The study, published in the journal Management Communications Quarterly, includes reports from 48 victims of bullying in the workplace. More than half reported being bullied by their boss, while the rest were harassed by a co-worker. Participants worked in a variety of fields including professional and technical, education, health care, banking and finance, and the military.
Many of the victims had difficulty finding the right words or putting events in logical order to explain how the bullying started and escalated. In fact, several months can pass before the victim realizes there is a problem, because bullying often starts with subtle behaviors that make it hard to identify initially.
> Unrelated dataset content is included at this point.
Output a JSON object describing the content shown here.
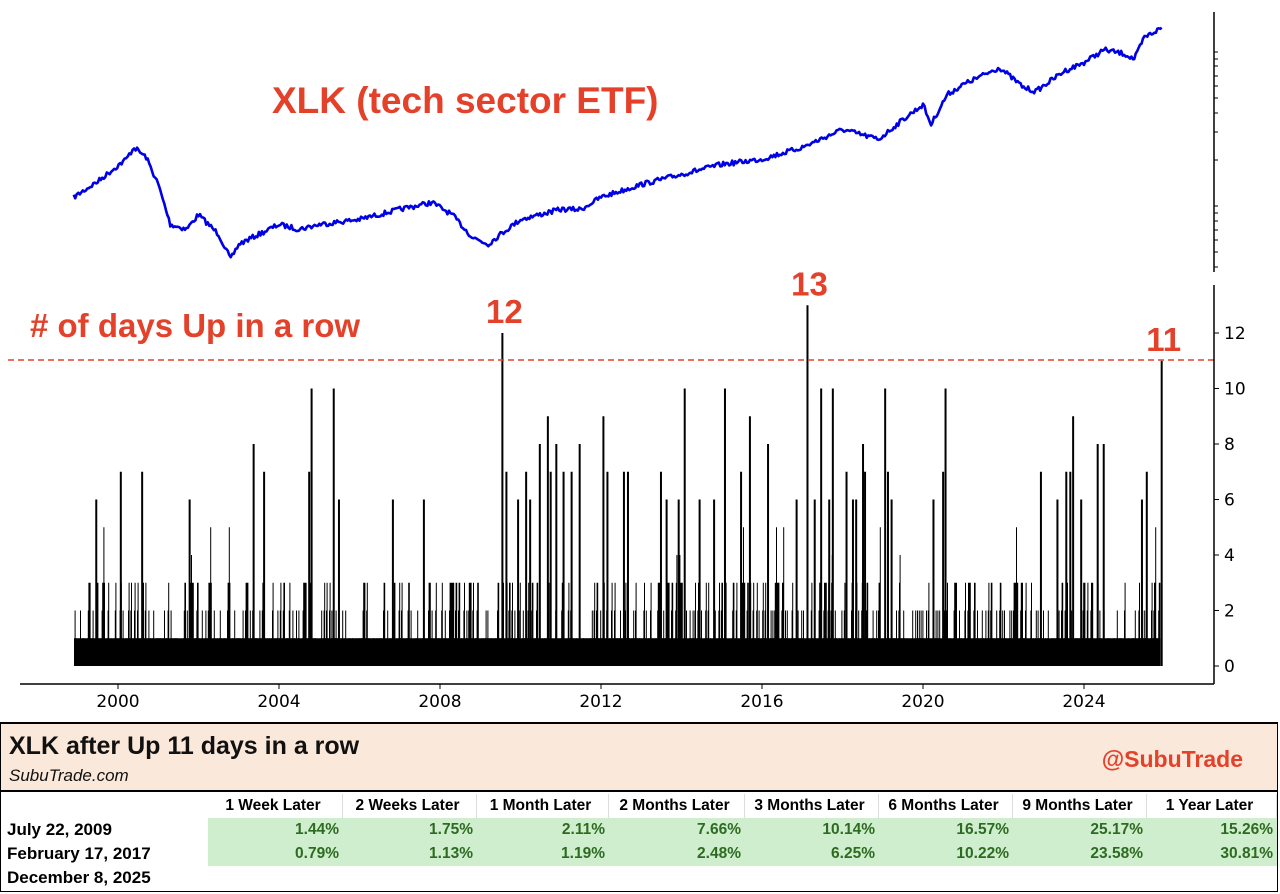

“When the story is all over the place and feels disjointed or disconnected, people don’t understand or they can’t make sense of what happened. Then what often happens is the victim is not taken seriously or not believed, which is really sad because these victims tend to be the ones suffering most,” Tye-Williams says.
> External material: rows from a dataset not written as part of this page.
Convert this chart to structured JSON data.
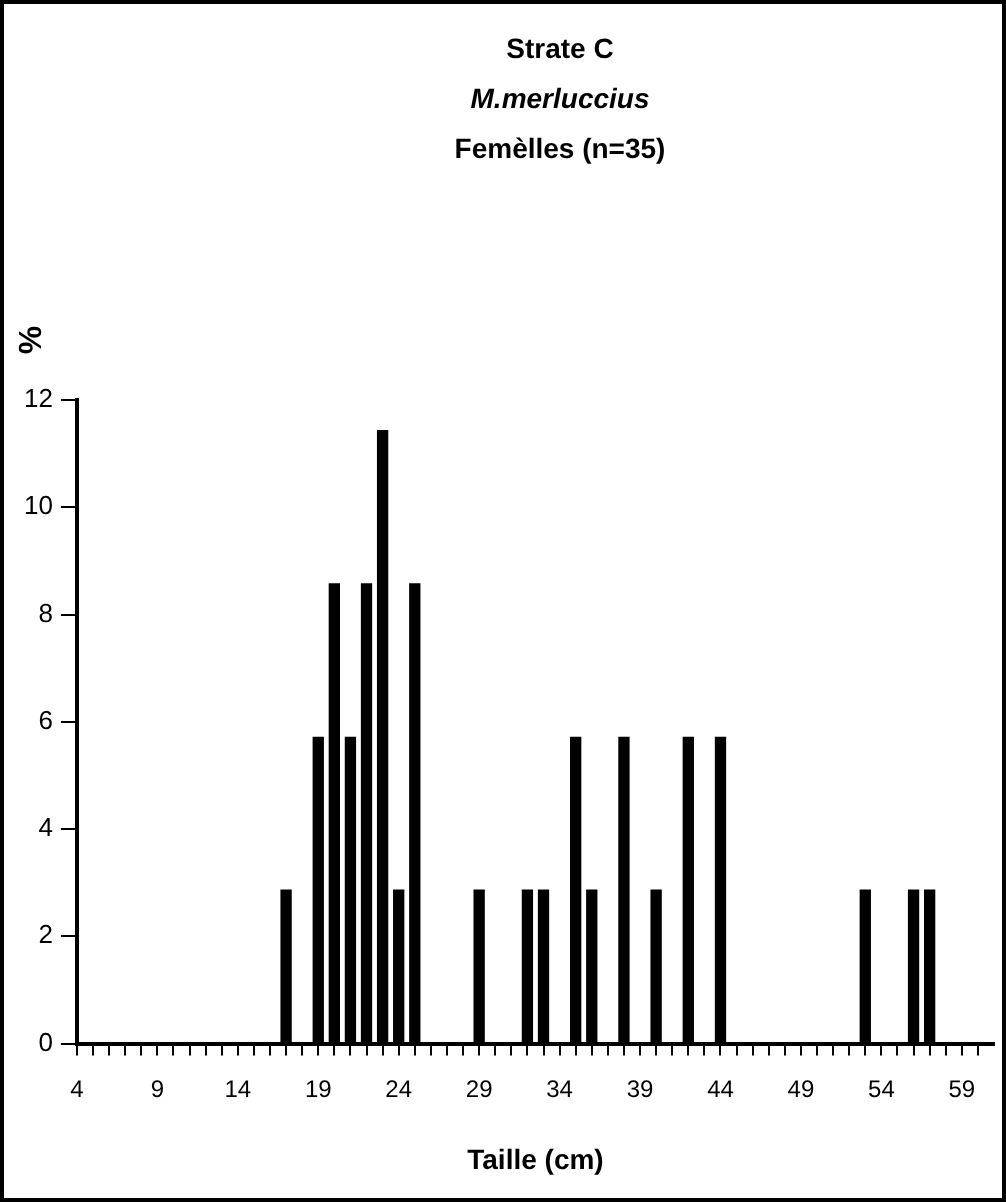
{
  "chart_data": {
    "type": "bar",
    "title": "Strate C",
    "subtitle": "M.merluccius",
    "annotations": [
      "Femèlles (n=35)"
    ],
    "xlabel": "Taille (cm)",
    "ylabel": "%",
    "x": [
      17,
      19,
      20,
      21,
      22,
      23,
      24,
      25,
      29,
      32,
      33,
      35,
      36,
      38,
      40,
      42,
      44,
      53,
      56,
      57
    ],
    "values": [
      2.86,
      5.71,
      8.57,
      5.71,
      8.57,
      11.43,
      2.86,
      8.57,
      2.86,
      2.86,
      2.86,
      5.71,
      2.86,
      5.71,
      2.86,
      5.71,
      5.71,
      2.86,
      2.86,
      2.86
    ],
    "color": "#000000",
    "xlim": [
      4,
      61
    ],
    "xticks": [
      4,
      {
        "value": 5,
        "label": null
      },
      {
        "value": 6,
        "label": null
      },
      {
        "value": 7,
        "label": null
      },
      {
        "value": 8,
        "label": null
      },
      9,
      {
        "value": 10,
        "label": null
      },
      {
        "value": 11,
        "label": null
      },
      {
        "value": 12,
        "label": null
      },
      {
        "value": 13,
        "label": null
      },
      14,
      {
        "value": 15,
        "label": null
      },
      {
        "value": 16,
        "label": null
      },
      {
        "value": 17,
        "label": null
      },
      {
        "value": 18,
        "label": null
      },
      19,
      {
        "value": 20,
        "label": null
      },
      {
        "value": 21,
        "label": null
      },
      {
        "value": 22,
        "label": null
      },
      {
        "value": 23,
        "label": null
      },
      24,
      {
        "value": 25,
        "label": null
      },
      {
        "value": 26,
        "label": null
      },
      {
        "value": 27,
        "label": null
      },
      {
        "value": 28,
        "label": null
      },
      29,
      {
        "value": 30,
        "label": null
      },
      {
        "value": 31,
        "label": null
      },
      {
        "value": 32,
        "label": null
      },
      {
        "value": 33,
        "label": null
      },
      34,
      {
        "value": 35,
        "label": null
      },
      {
        "value": 36,
        "label": null
      },
      {
        "value": 37,
        "label": null
      },
      {
        "value": 38,
        "label": null
      },
      39,
      {
        "value": 40,
        "label": null
      },
      {
        "value": 41,
        "label": null
      },
      {
        "value": 42,
        "label": null
      },
      {
        "value": 43,
        "label": null
      },
      44,
      {
        "value": 45,
        "label": null
      },
      {
        "value": 46,
        "label": null
      },
      {
        "value": 47,
        "label": null
      },
      {
        "value": 48,
        "label": null
      },
      49,
      {
        "value": 50,
        "label": null
      },
      {
        "value": 51,
        "label": null
      },
      {
        "value": 52,
        "label": null
      },
      {
        "value": 53,
        "label": null
      },
      54,
      {
        "value": 55,
        "label": null
      },
      {
        "value": 56,
        "label": null
      },
      {
        "value": 57,
        "label": null
      },
      {
        "value": 58,
        "label": null
      },
      59,
      {
        "value": 60,
        "label": null
      }
    ],
    "ylim": [
      0,
      12
    ],
    "yticks": [
      0,
      2,
      4,
      6,
      8,
      10,
      12
    ],
    "grid": false,
    "legend": false
  }
}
Victims often feel alone because co-workers who witness or are aware of the bullying are hesitant to get involved. Previous studies have shown that victims have lower levels of depression and higher levels of job satisfaction when they have a co-worker to talk to and provide support.
“If victims are not believed and don’t have someone to talk to about their story, then they have a hard time formulating a narrative,” Tye-Williams says. “Even if you’re not comfortable as a co-worker reporting the behavior, letting the victim tell you their story, go with you to have a drink and vent, or just feel believed can help.
“For a lot of victims, that process of being believed and having someone listen to their story is crucial in helping them better communicate about their experience.”
If a victim does report the bullying, it is important for managers to reserve judgment. Even when the story is hard to follow, managers need to listen and ask questions, Tye-Williams says.
Although schools focus a lot of attention on bullying, it is not as openly discussed in the workplace. Some research shows that children who are bullies in school continue that behavior into adulthood. Greater awareness will help, but even small, simple changes can make a difference.
“Sometimes people are already aware of bullying, but others want to know how it’s different from harassment or discrimination, so awareness of the issue is important,” Tye-Williams says.
“It’s also important that we learn how to treat each other better and reach out when people are being harmed. We can all make strides in that direction.”